Sevgili okurlarım, şunu hiçbir zaman unutmayalım ki; Yüce Rabbimiz yaratmış olduğu tüm mahlukları arasında en çok insanı sever, değerli görür (İsra-70). Her iki dünyada mutlu ve huzurlu yaşamasını ister. Bunun için tüm şartları hazırlamıştır. Tüm imkânları emrimize sunmuştur (Casiye-13). Bizi mutlu etmeye hazırdır. Ama kalbimizde bu dileği görmedikçe (Hucurat-14) devreye girmez ve mutluluğu bize lütfetmez. Ne zaman ki bizler Allah’a ait olan emanetini ( ruhu-Azhzab-72 ) O’na ulaştırmayı kalben dilersek(Rad-21), Allah da bize vaad ettiği dünya ve âhiret saadetini bahşeder. Çünkü ruhunu dünya hayatındayken Allah’a ulaştırmayı dileyenler Allah’ın bir velisi (evliya-dost) olur. Her iki cihan müjdesi ise sadece evliyalara verilmiştir( Yunus-62-63-64). Sizler de Allah’ın bir dostu olmak istemez misiniz? O, ister. O’na dost olmanızı ve böylece huzurlu yaşamanızı sizlerden daha çok ister. Onun için işimiz kolaylaştırmıştır (Bakara-185). Bu dileği dilediğimizde kalbimize ibadet sevgisinşi verecek olan Allah’tır. Bize imanı O sevdirecek, yasaklarını O kötü göstertecek (Hucurzt-7). Nefsimizin kalbini O temizleyecek (Nisa-49-Nur-21). Bizler zikir yaptıkça yani Rabbimizin ismini tekrar ettikçe ( Allah, Allah, Allah…..Müzemmil-8) kalbimize nurlar gönderecek (Hadid-16), kalbimiz mutmaim ( tatmin olmuş-huzura kavuşmuş) olacak (Rad-28). Zikir ki en büyük ibadet olarak geçer Kur’an-ı Kerîm’de ( Ankebut-45).
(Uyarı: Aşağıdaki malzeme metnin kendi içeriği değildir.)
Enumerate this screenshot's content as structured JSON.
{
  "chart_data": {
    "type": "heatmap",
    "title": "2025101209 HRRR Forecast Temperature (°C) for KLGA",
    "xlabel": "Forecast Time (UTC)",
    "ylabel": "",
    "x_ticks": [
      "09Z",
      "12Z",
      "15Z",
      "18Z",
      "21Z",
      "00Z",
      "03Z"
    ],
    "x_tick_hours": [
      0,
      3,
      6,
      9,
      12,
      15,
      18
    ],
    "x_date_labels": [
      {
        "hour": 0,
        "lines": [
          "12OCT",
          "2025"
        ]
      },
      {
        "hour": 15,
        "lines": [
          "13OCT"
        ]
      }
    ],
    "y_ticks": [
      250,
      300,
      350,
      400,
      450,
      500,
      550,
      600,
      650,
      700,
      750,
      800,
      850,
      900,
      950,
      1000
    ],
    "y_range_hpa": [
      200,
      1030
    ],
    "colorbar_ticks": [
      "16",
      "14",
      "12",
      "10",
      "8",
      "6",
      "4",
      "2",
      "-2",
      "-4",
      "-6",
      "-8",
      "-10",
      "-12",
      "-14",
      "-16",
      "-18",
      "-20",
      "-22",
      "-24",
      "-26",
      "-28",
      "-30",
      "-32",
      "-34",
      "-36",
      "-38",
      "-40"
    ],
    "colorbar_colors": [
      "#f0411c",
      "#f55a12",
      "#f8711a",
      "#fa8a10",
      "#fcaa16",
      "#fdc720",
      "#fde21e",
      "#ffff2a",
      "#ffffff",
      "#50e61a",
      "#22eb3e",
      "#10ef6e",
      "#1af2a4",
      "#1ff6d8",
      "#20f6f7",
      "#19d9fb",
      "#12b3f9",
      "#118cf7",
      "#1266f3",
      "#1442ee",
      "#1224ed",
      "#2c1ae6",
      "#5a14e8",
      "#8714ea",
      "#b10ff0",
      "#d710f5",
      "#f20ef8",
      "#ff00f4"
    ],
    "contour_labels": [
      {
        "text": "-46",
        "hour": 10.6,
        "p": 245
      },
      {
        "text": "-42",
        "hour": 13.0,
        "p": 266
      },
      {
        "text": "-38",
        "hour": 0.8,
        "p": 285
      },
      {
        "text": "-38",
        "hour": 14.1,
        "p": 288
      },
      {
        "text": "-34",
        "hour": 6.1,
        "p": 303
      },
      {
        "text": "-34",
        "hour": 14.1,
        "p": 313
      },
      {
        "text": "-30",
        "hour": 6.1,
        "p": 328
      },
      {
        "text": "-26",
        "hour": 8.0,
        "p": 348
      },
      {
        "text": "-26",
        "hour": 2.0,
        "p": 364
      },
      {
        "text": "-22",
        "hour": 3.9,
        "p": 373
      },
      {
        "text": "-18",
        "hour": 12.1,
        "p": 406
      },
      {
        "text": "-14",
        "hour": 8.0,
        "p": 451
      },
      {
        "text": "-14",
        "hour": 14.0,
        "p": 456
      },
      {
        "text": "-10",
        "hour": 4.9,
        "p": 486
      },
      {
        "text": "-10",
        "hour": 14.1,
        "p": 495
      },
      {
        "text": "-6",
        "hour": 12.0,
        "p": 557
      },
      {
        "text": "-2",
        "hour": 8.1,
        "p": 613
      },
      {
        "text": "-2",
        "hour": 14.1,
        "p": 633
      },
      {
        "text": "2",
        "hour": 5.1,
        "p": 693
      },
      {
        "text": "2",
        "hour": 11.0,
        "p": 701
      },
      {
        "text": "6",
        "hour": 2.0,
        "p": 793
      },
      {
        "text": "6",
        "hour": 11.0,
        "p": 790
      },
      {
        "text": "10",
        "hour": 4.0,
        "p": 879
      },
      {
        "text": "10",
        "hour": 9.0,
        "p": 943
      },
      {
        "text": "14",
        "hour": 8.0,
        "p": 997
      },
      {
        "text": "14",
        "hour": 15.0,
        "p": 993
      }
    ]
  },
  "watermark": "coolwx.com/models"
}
Kıymetli okurlarım, her şey Allah’ın yolunda güzeldir. Mutluluk O’nunla yaşanır. Allah’a ulaşmayı dilemeyen bir insanın mutlu ve huzurlu olması mümkün değildir. Gelin hep beraber bizi en çok seveni biz de en çok sevelim. Sevmeye çalışalım. Başardığımızı göreceğiz. Çünkü O, bu konuda bizlere yardım edecektir. O’nsuz bir hayat düşenebilir misiniz sevgili okurlarım? Bu mümkün olabilir mi? Üşenmeyelim ve kalbimizi o kalbin Sahibine açalım. Bizden istediği o dileği ( Ruhu Allah’a ulaştırmayı dilemek) dileyelim, bu şekilde O’na olan sevgimizin ilk ispatını yapalım. Deneyin, başardığınızı göreceksiniz.
Bir daha ki yazımızda buluşmak üzere Allah’ın sevgisiyle kalın. Allah ile kalın, mutlu kalın.